Once she met her husband, Mark Davis, Mary Bess took some time to have her two sons, Grayson, 6, and Austin, 9.
It wasn’t until 2019 that she returned to the international level after feeling a little bored and craving to do more with her riding.
She enlisted the help of her former coach, Canadian five-star rider Mike Winter, who’s now based in England, to help her find her next upper-level prospect. She wanted one resale prospect and one to keep.
When the first resale horse didn’t pass the vetting, Davis went home, but then Winter found her Imperio Magic, or “McCall,” who was 6 at the time and jumping 2’6”.
“The next week he called me, and he said, ‘I found the one for the resale, but I don’t think you’re going to want to resell it.’ He sent me a video, and that was McCall,” she said.
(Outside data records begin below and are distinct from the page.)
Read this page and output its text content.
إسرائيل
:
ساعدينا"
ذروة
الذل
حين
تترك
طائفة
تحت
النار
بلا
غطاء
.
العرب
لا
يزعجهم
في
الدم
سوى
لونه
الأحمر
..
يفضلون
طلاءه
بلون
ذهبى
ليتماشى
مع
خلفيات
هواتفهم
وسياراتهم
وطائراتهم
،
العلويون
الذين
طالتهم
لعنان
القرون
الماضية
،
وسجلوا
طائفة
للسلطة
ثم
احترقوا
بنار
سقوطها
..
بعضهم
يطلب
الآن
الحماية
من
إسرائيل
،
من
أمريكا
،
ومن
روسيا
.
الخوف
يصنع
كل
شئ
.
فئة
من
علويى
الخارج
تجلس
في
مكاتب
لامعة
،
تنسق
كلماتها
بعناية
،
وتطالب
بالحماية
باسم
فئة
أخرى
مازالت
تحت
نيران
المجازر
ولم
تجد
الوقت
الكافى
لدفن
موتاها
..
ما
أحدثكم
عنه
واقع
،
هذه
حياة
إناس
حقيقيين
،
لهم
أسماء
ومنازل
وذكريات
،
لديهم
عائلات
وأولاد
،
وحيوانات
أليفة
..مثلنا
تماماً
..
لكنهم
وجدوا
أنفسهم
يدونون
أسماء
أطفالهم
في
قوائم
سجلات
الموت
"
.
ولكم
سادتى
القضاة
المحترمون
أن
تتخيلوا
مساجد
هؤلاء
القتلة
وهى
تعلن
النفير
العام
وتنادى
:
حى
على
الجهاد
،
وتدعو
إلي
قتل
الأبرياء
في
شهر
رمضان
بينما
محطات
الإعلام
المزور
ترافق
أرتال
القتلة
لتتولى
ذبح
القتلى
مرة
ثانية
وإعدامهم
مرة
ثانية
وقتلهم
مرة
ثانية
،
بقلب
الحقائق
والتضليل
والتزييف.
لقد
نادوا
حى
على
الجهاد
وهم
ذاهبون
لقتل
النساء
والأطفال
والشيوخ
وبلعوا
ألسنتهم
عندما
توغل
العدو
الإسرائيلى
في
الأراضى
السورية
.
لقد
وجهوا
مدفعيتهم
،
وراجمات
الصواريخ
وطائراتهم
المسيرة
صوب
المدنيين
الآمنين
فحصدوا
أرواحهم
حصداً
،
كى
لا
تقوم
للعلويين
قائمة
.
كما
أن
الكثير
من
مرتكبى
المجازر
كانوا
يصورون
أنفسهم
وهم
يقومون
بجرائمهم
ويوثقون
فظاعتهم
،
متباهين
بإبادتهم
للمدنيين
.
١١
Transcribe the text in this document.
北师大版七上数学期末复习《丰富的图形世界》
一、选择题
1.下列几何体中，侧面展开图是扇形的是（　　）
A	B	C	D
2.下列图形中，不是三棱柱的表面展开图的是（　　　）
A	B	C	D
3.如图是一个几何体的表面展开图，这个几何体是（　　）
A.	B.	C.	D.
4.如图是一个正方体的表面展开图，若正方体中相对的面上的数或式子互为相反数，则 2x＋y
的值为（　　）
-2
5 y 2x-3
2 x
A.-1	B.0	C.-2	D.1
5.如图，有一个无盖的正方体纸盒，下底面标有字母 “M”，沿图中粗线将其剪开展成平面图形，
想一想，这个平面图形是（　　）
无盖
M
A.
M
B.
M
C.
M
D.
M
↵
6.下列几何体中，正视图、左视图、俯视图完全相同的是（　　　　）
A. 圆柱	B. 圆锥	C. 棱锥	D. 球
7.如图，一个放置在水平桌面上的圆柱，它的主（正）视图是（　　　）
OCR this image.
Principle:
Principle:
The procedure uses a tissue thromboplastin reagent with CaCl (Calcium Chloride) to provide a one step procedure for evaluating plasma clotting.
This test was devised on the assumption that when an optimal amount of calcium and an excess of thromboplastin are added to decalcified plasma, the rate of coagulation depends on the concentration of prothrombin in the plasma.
“He was very quirky, which I do like, but I had a lot of questions in the beginning of, ‘Oh dear, am I going to be able to handle this?’ He’s very quirky but very loving. He’s a pet for sure. There were a couple of times where I’d be like, ‘Oh lord, I don’t know if I’m going to be able to hold on in the warmup ring.’
“After we worked through that, from the get-go, he always understood the sport,” she continued. “It’s always been like, if I told him this is what needed to happen, he understood it. Never protested, always just loved it and has always been very trusting of me, which has been really amazing and rewarding and pretty unreal that he’s just done it so effortlessly.”
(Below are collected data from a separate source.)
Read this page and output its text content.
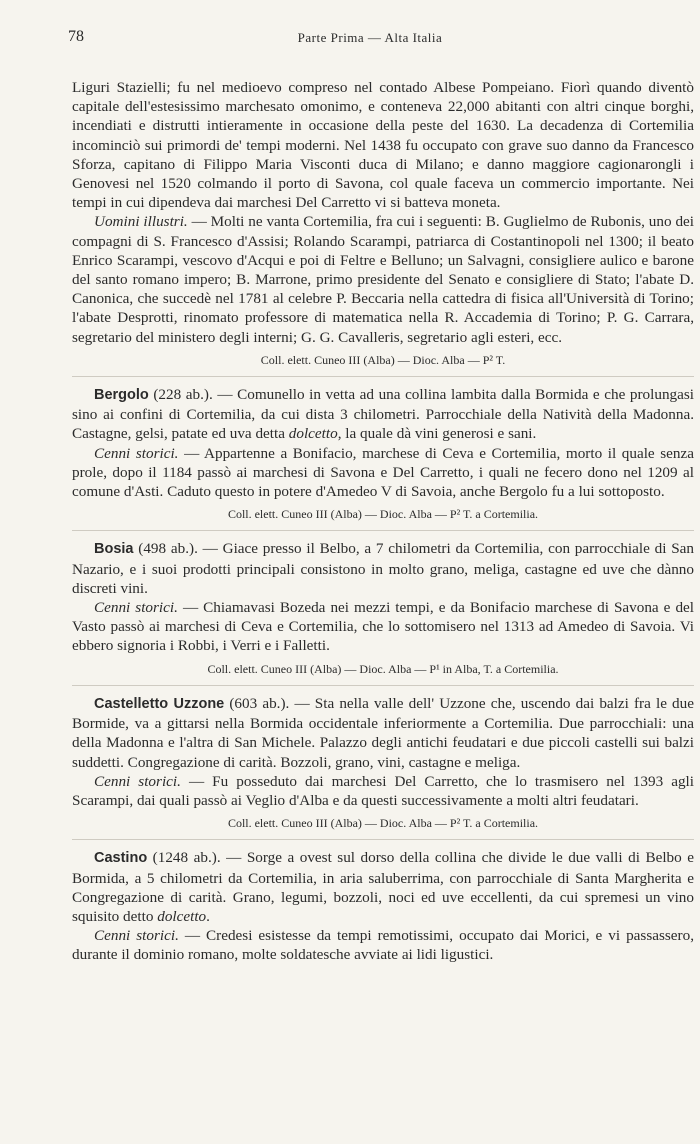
78	Parte Prima — Alta Italia

Liguri Stazielli; fu nel medioevo compreso nel contado Albese Pompeiano. Fiorì quando diventò capitale dell'estesissimo marchesato omonimo, e conteneva 22,000 abitanti con altri cinque borghi, incendiati e distrutti intieramente in occasione della peste del 1630. La decadenza di Cortemilia incominciò sui primordi de' tempi moderni. Nel 1438 fu occupato con grave suo danno da Francesco Sforza, capitano di Filippo Maria Visconti duca di Milano; e danno maggiore cagionarongli i Genovesi nel 1520 colmando il porto di Savona, col quale faceva un commercio importante. Nei tempi in cui dipendeva dai marchesi Del Carretto vi si batteva moneta.

Uomini illustri. — Molti ne vanta Cortemilia, fra cui i seguenti: B. Guglielmo de Rubonis, uno dei compagni di S. Francesco d'Assisi; Rolando Scarampi, patriarca di Costantinopoli nel 1300; il beato Enrico Scarampi, vescovo d'Acqui e poi di Feltre e Belluno; un Salvagni, consigliere aulico e barone del santo romano impero; B. Marrone, primo presidente del Senato e consigliere di Stato; l'abate D. Canonica, che succedè nel 1781 al celebre P. Beccaria nella cattedra di fisica all'Università di Torino; l'abate Desprotti, rinomato professore di matematica nella R. Accademia di Torino; P. G. Carrara, segretario del ministero degli interni; G. G. Cavalleris, segretario agli esteri, ecc.

Coll. elett. Cuneo III (Alba) — Dioc. Alba — P² T.

Bergolo (228 ab.). — Comunello in vetta ad una collina lambita dalla Bormida e che prolungasi sino ai confini di Cortemilia, da cui dista 3 chilometri. Parrocchiale della Natività della Madonna. Castagne, gelsi, patate ed uva detta dolcetto, la quale dà vini generosi e sani.

Cenni storici. — Appartenne a Bonifacio, marchese di Ceva e Cortemilia, morto il quale senza prole, dopo il 1184 passò ai marchesi di Savona e Del Carretto, i quali ne fecero dono nel 1209 al comune d'Asti. Caduto questo in potere d'Amedeo V di Savoia, anche Bergolo fu a lui sottoposto.

Coll. elett. Cuneo III (Alba) — Dioc. Alba — P² T. a Cortemilia.

Bosia (498 ab.). — Giace presso il Belbo, a 7 chilometri da Cortemilia, con parrocchiale di San Nazario, e i suoi prodotti principali consistono in molto grano, meliga, castagne ed uve che dànno discreti vini.

Cenni storici. — Chiamavasi Bozeda nei mezzi tempi, e da Bonifacio marchese di Savona e del Vasto passò ai marchesi di Ceva e Cortemilia, che lo sottomisero nel 1313 ad Amedeo di Savoia. Vi ebbero signoria i Robbi, i Verri e i Falletti.

Coll. elett. Cuneo III (Alba) — Dioc. Alba — P¹ in Alba, T. a Cortemilia.

Castelletto Uzzone (603 ab.). — Sta nella valle dell' Uzzone che, uscendo dai balzi fra le due Bormide, va a gittarsi nella Bormida occidentale inferiormente a Cortemilia. Due parrocchiali: una della Madonna e l'altra di San Michele. Palazzo degli antichi feudatari e due piccoli castelli sui balzi suddetti. Congregazione di carità. Bozzoli, grano, vini, castagne e meliga.

Cenni storici. — Fu posseduto dai marchesi Del Carretto, che lo trasmisero nel 1393 agli Scarampi, dai quali passò ai Veglio d'Alba e da questi successivamente a molti altri feudatari.

Coll. elett. Cuneo III (Alba) — Dioc. Alba — P² T. a Cortemilia.

Castino (1248 ab.). — Sorge a ovest sul dorso della collina che divide le due valli di Belbo e Bormida, a 5 chilometri da Cortemilia, in aria saluberrima, con parrocchiale di Santa Margherita e Congregazione di carità. Grano, legumi, bozzoli, noci ed uve eccellenti, da cui spremesi un vino squisito detto dolcetto.

Cenni storici. — Credesi esistesse da tempi remotissimi, occupato dai Morici, e vi passassero, durante il dominio romano, molte soldatesche avviate ai lidi ligustici.
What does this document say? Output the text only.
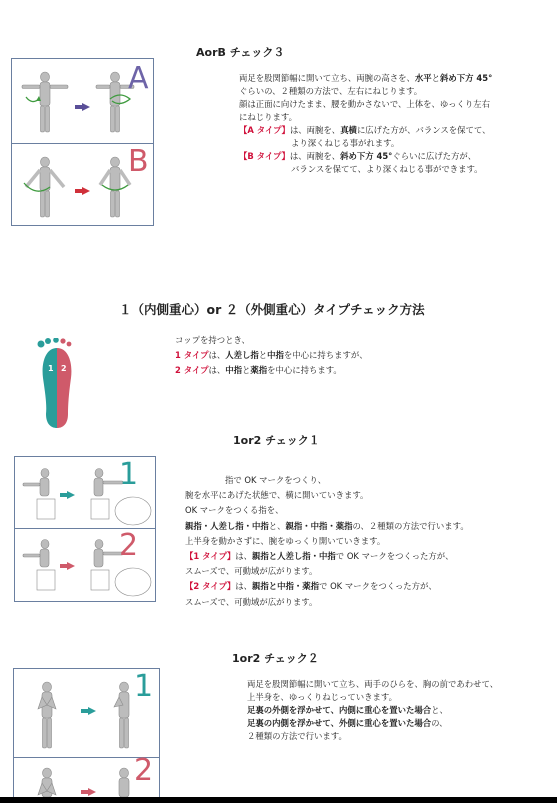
AorB チェック３
A
B
両足を股関節幅に開いて立ち、両腕の高さを、水平と斜め下方 45°
ぐらいの、２種類の方法で、左右にねじります。
顔は正面に向けたまま、腰を動かさないで、上体を、ゆっくり左右
にねじります。
【A タイプ】は、両腕を、真横に広げた方が、バランスを保てて、
より深くねじる事がれます。
【B タイプ】は、両腕を、斜め下方 45°ぐらいに広げた方が、
バランスを保てて、より深くねじる事ができます。
１（内側重心）or ２（外側重心）タイプチェック方法
1 2
コップを持つとき、
1 タイプは、人差し指と中指を中心に持ちますが、
2 タイプは、中指と薬指を中心に持ちます。
1or2 チェック１
1
2
指で OK マークをつくり、
腕を水平にあげた状態で、横に開いていきます。
OK マークをつくる指を、
親指・人差し指・中指と、親指・中指・薬指の、２種類の方法で行います。
上半身を動かさずに、腕をゆっくり開いていきます。
【1 タイプ】は、親指と人差し指・中指で OK マークをつくった方が、
スムーズで、可動域が広がります。
【2 タイプ】は、親指と中指・薬指で OK マークをつくった方が、
スムーズで、可動域が広がります。
1or2 チェック２
1
2
両足を股関節幅に開いて立ち、両手のひらを、胸の前であわせて、
上半身を、ゆっくりねじっていきます。
足裏の外側を浮かせて、内側に重心を置いた場合と、
足裏の内側を浮かせて、外側に重心を置いた場合の、
２種類の方法で行います。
Being back at the upper levels has brought on “all the emotions,” according to Mary Bess, but she’s been able to balance life as a mother with her Triple Creek Eventing business in Mansfield, Georgia, alongside her own riding goals.
“I’ve had really good horses. It means the world if you’re on a good horse,” she said. “My husband has been so supportive of me doing this, so it’s been as good as it can be. I also have a huge support system at home. My mother-in-law takes care of our kids when I go to the shows so they can stay here and do their sports so they don’t miss being kids. It’s about as easy as I could have it with the support system I have around me.”
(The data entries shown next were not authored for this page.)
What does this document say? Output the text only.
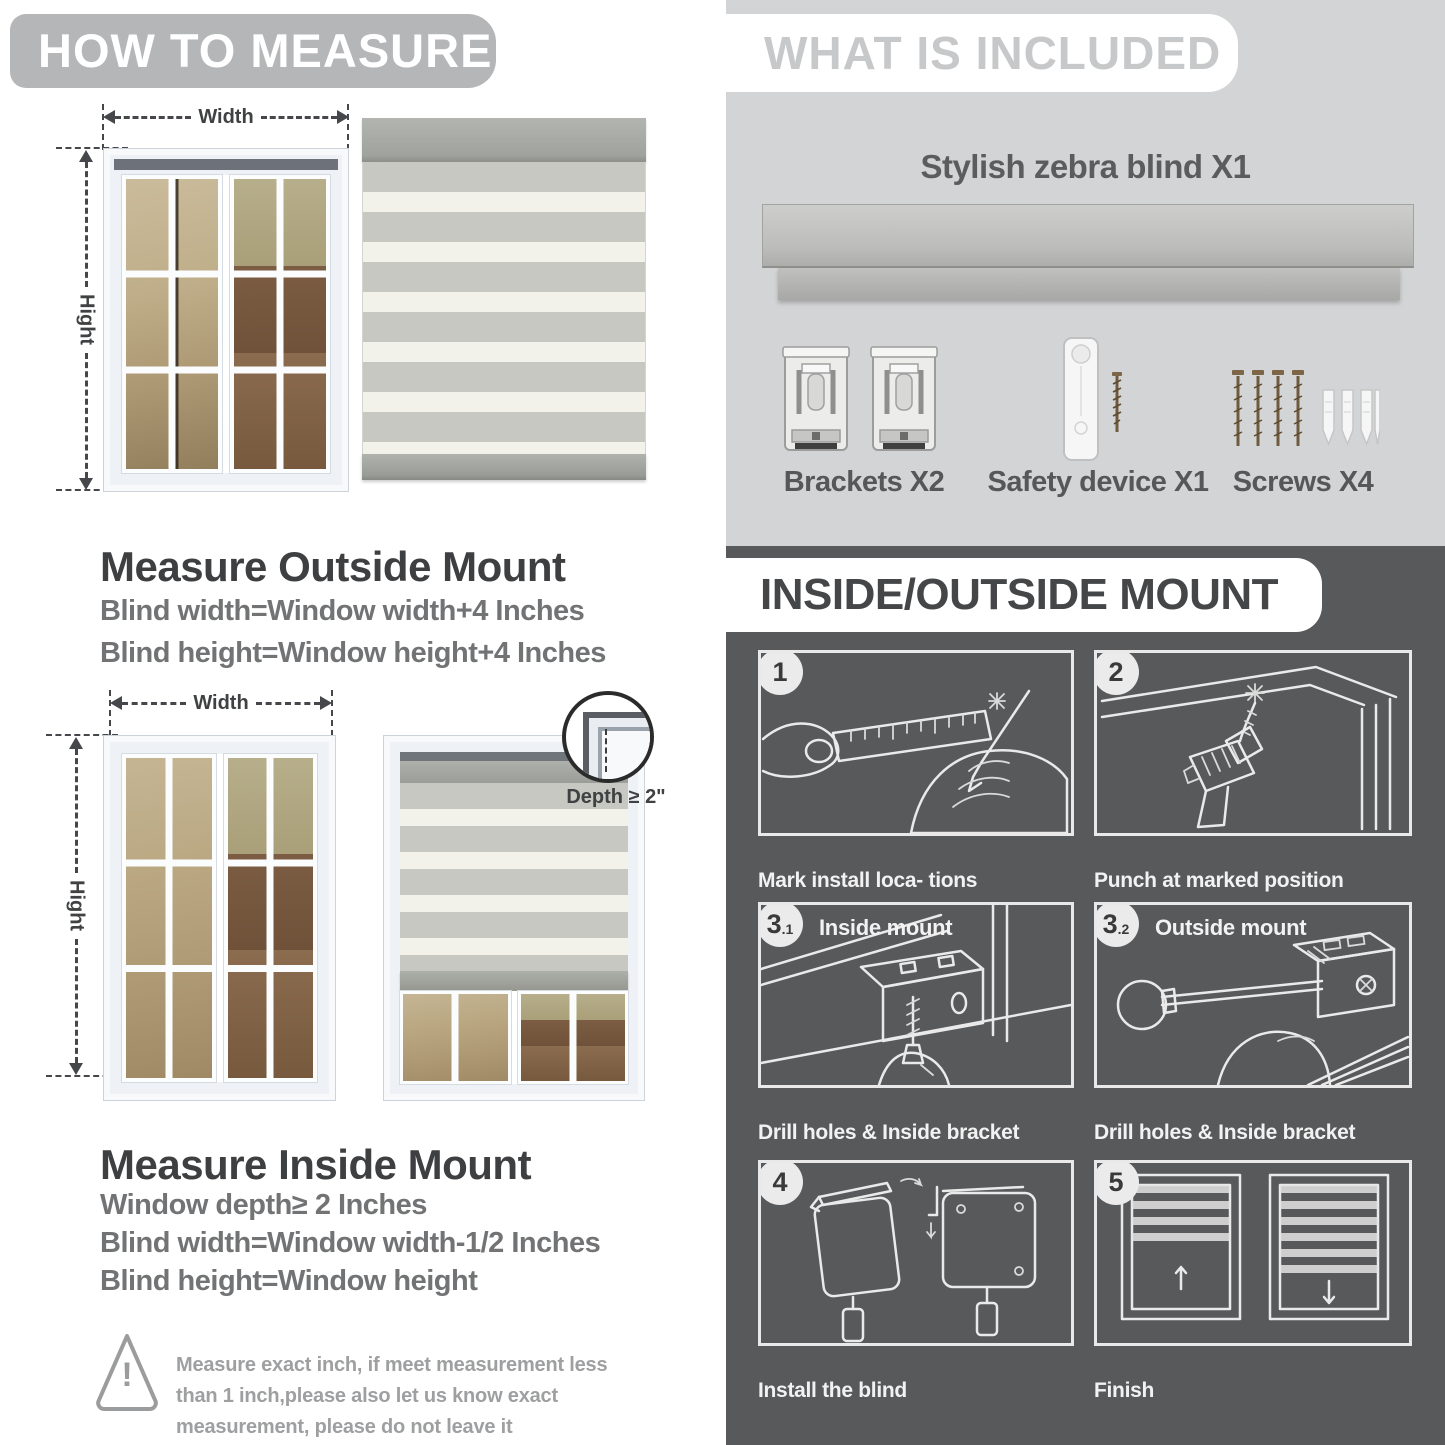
HOW TO MEASURE
Width
Hight
Measure Outside Mount

Blind width=Window width+4 Inches

Blind height=Window height+4 Inches

Width
Hight
Depth ≥ 2"
Measure Inside Mount

Window depth≥ 2 Inches

Blind width=Window width-1/2 Inches

Blind height=Window height

!	Measure exact inch, if meet measurement less than 1 inch,please also let us know exact measurement, please do not leave it

WHAT IS INCLUDED
Stylish zebra blind X1
Brackets X2	Safety device X1 Screws X4
INSIDE/OUTSIDE MOUNT
1

Mark install loca- tions

2

Punch at marked position

3 .1 Inside mount

Drill holes & Inside bracket

3 .2 Outside mount

Drill holes & Inside bracket

4

Install the blind

5

Finish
Mary Bess and McCall finished fourth at the Stable View Oktoberfest CCI4*-S (Aiken, South Carolina) last fall and then were second at the TerraNova CCI4*-S (Myakka City, Florida).
“Going into Carolina, we’ve been working on the dressage, and we still have a long way to go with that, but I just wanted to jump well and have a good round and improve on the dressage, which we had one moment in the dressage which was unfortunate, but the rest was improved,” she said. “I was very excited about how it went. I was disappointed in the rail—I caused it. Always the goal with him is to let him show everyone how special he is and try not to get in his way. It was fun. The cross-country was probably the best run we’ve had so far. That was incredibly rewarding.”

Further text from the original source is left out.